Я выхватил «маляву» из достаточно чистой воды, ткнул её зеку чуть ли не под нос и прошипел: «Запреты не гасятся! Суй» Второй кивнул и заугрожал: «Засовывай сам, а то…!» Освобожденец вздохнул, и не без труда спрятал информационную бомбу на дно «воровского кармана».

Годом ранее таким же путём «освободились» официальные пластиковые карточки Игоря Каторина и Алексея Стрельникова, что ранее исчезли из дежурной части. Первый повесился у нас в штабе, второй был «ментом» колонии и руководил Секцией Дисциплины и Порядка.

Главные активисты второго отряда двадцать третьей бригады, где исправлялись неисправимые, раздавали обычным «эсдэпурикам» женские имена.

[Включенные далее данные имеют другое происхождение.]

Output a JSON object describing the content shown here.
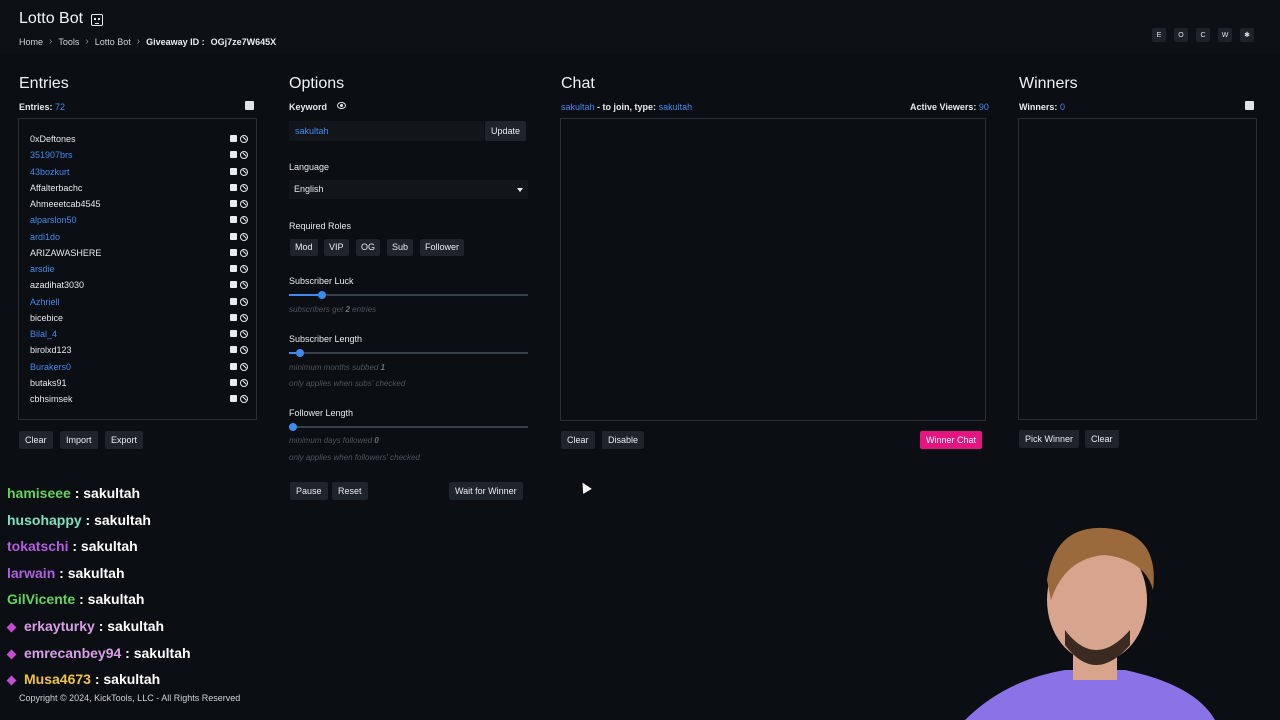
{
  "app": {
    "title": "Lotto Bot"
  },
  "breadcrumb": {
    "home": "Home",
    "tools": "Tools",
    "current": "Lotto Bot",
    "giveaway_label": "Giveaway ID :",
    "giveaway_id": "OGj7ze7W645X"
  },
  "top_buttons": [
    "E",
    "O",
    "C",
    "W",
    "✱"
  ],
  "entries": {
    "title": "Entries",
    "count_label": "Entries:",
    "count": "72",
    "items": [
      {
        "name": "0xDeftones",
        "sub": false
      },
      {
        "name": "351907brs",
        "sub": true
      },
      {
        "name": "43bozkurt",
        "sub": true
      },
      {
        "name": "Affalterbachc",
        "sub": false
      },
      {
        "name": "Ahmeeetcab4545",
        "sub": false
      },
      {
        "name": "alparslon50",
        "sub": true
      },
      {
        "name": "ardi1do",
        "sub": true
      },
      {
        "name": "ARIZAWASHERE",
        "sub": false
      },
      {
        "name": "arsdie",
        "sub": true
      },
      {
        "name": "azadihat3030",
        "sub": false
      },
      {
        "name": "Azhriell",
        "sub": true
      },
      {
        "name": "bicebice",
        "sub": false
      },
      {
        "name": "Bilal_4",
        "sub": true
      },
      {
        "name": "birolxd123",
        "sub": false
      },
      {
        "name": "Burakers0",
        "sub": true
      },
      {
        "name": "butaks91",
        "sub": false
      },
      {
        "name": "cbhsimsek",
        "sub": false
      }
    ],
    "buttons": {
      "clear": "Clear",
      "import": "Import",
      "export": "Export"
    }
  },
  "options": {
    "title": "Options",
    "keyword_label": "Keyword",
    "keyword_value": "sakultah",
    "update_label": "Update",
    "language_label": "Language",
    "language_value": "English",
    "roles_label": "Required Roles",
    "roles": [
      "Mod",
      "VIP",
      "OG",
      "Sub",
      "Follower"
    ],
    "sub_luck_label": "Subscriber Luck",
    "sub_luck_hint_pre": "subscribers get",
    "sub_luck_value": "2",
    "sub_luck_hint_post": "entries",
    "sub_length_label": "Subscriber Length",
    "sub_length_hint_pre": "minimum months subbed",
    "sub_length_value": "1",
    "sub_length_hint2": "only applies when subs' checked",
    "follower_length_label": "Follower Length",
    "follower_length_hint_pre": "minimum days followed",
    "follower_length_value": "0",
    "follower_length_hint2": "only applies when followers' checked",
    "buttons": {
      "pause": "Pause",
      "reset": "Reset",
      "wait": "Wait for Winner"
    }
  },
  "chat": {
    "title": "Chat",
    "join_user": "sakultah",
    "join_text": "- to join, type:",
    "join_keyword": "sakultah",
    "viewers_label": "Active Viewers:",
    "viewers": "90",
    "buttons": {
      "clear": "Clear",
      "disable": "Disable",
      "winner_chat": "Winner Chat"
    }
  },
  "winners": {
    "title": "Winners",
    "count_label": "Winners:",
    "count": "0",
    "buttons": {
      "pick": "Pick Winner",
      "clear": "Clear"
    }
  },
  "overlay_chat": [
    {
      "user": "hamiseee",
      "msg": " : sakultah",
      "color": "#63d35a",
      "badge": false
    },
    {
      "user": "husohappy",
      "msg": " : sakultah",
      "color": "#7fe0bf",
      "badge": false
    },
    {
      "user": "tokatschi",
      "msg": " : sakultah",
      "color": "#b35de0",
      "badge": false
    },
    {
      "user": "larwain",
      "msg": " : sakultah",
      "color": "#b35de0",
      "badge": false
    },
    {
      "user": "GilVicente",
      "msg": " : sakultah",
      "color": "#63d35a",
      "badge": false
    },
    {
      "user": "erkayturky",
      "msg": " : sakultah",
      "color": "#d99ee8",
      "badge": true
    },
    {
      "user": "emrecanbey94",
      "msg": " : sakultah",
      "color": "#d99ee8",
      "badge": true
    },
    {
      "user": "Musa4673",
      "msg": " : sakultah",
      "color": "#f1c24a",
      "badge": true
    }
  ],
  "footer": {
    "copyright": "Copyright © 2024, KickTools, LLC - All Rights Reserved"
  },
  "colors": {
    "accent": "#3d8bef",
    "pink": "#e6147f",
    "bg": "#0b0e12"
  },
  "slider_levels": {
    "sub_luck": 0.12,
    "sub_length": 0.03,
    "follower_length": 0.0
  }
}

Те бедолаги, что попадали сюда прямиком из карантина, не смели дать отпор и отзывались на них, потупив глаза. По ночам они переписывали дневные донесения, давали отчёты и делали доклады. Но как бы ни страдали они после отбоя, днём «эсдэпурики» получали в свои руки хоть и маленькую, но власть.

Как надсмотрщики, они ходили по лагерю или стояли на постах и «отстреливали нарушения», то есть записывали в блокноты фамилии осуждённых, что, по их мнению, нарушали порядок. Нарушения интерпретировались вольно, там могли быть и разговоры зеков из разных отрядов, и их громкая речь или снятая с головы летняя кепка – феска. По вечерам «отстреленным» зекам «прилетало» от их завхозов, а то и на следующий день в оперотделе – и весь лагерь знал, кто на них ежедневно доносит. Своих лиц работники СДП не прятали, их имена и клички страдающие зеки передавали друг другу в тихих разговорах, но на этом всё и заканчивалось.

Освобождаясь на волю, угнетатели всех рангов старались не попадаться на глаза знакомым и нередко уезжали в другие города, лишь бы никогда не встретиться со своими жертвами. Однако их анонимность уже не была таковой - к вечерней проверке заряженная «инфокапсула» ушла на волю.

Но нам уже хотелось чего-то большего, как минимум – возмездия.